Grid defection is counter-productive as it does not allow households/businesses to sell excess (and there always will be excess local production). The price for the last kWh of autonomy is far too high (and the cost of not using kWh you cannot auto-consume adds to this, if you are off-grid). For sharing power, we need an up-to-date grid.
So a new way of financing grid must be developed. In Germany big consumers have long since absented themselves from paying for the grid they most depend on. If you consume more than 7,500 hrs full power, you do not pay any grid fees at all! This is an exception that must end.
From the point of view of grid there is no good reason for it – and it is highly unfair to other paying grid users. And there are many other exceptions of this kind.
I believe we have to scrap them all and come up with a fair system for producers and consumers based on high rates of local consumption. This will disturb those that believe that grid rules are god-given and eternal.
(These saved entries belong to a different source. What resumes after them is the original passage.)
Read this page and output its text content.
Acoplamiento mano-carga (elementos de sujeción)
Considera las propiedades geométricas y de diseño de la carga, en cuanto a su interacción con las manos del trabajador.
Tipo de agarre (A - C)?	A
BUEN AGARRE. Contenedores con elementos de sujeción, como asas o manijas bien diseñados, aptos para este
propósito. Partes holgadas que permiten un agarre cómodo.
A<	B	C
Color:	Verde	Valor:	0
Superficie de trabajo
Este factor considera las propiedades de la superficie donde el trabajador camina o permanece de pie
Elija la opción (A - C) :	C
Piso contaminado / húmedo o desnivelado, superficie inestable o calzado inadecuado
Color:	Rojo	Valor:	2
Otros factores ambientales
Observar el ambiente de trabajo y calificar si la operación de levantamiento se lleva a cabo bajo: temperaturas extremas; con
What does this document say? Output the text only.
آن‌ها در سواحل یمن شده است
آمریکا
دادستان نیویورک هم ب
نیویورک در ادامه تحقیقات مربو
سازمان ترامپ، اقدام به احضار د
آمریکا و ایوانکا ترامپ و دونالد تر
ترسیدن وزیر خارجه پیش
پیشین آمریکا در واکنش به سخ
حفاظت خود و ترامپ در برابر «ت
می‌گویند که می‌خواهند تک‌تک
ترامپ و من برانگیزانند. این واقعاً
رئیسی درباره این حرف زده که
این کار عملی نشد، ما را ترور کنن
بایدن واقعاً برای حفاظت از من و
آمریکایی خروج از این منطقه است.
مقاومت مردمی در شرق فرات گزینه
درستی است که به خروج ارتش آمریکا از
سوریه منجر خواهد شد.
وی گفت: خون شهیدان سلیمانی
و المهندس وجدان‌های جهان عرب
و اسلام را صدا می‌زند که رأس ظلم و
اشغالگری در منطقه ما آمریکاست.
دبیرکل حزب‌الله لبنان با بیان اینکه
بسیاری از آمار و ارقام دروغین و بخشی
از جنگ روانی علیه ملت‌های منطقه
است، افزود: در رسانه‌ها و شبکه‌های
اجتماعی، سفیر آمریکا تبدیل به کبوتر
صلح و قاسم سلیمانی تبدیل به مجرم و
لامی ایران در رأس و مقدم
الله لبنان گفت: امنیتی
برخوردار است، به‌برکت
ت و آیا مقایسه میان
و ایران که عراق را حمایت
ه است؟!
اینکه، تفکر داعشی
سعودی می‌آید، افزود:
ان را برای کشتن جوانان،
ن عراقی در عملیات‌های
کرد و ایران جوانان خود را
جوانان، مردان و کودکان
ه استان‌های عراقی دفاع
But with coming solar mobility (and thus mobile storage) there are great opportunities for innovative grid operators.
As in the Energiewende in general: solutions that worked in the past will not help us to solve the problems these solutions are causing now. (Just as mobility solutions used to open up America’s Wild West are not helpful for bringing people to the moon.)
I have gone solar and I have been hurt by the effects of smart meters the electric utilities do not now or will they ever care about the well being of people. Yes Southern California Edison is the enemy and they have controlled the PUC through corrupt politicians.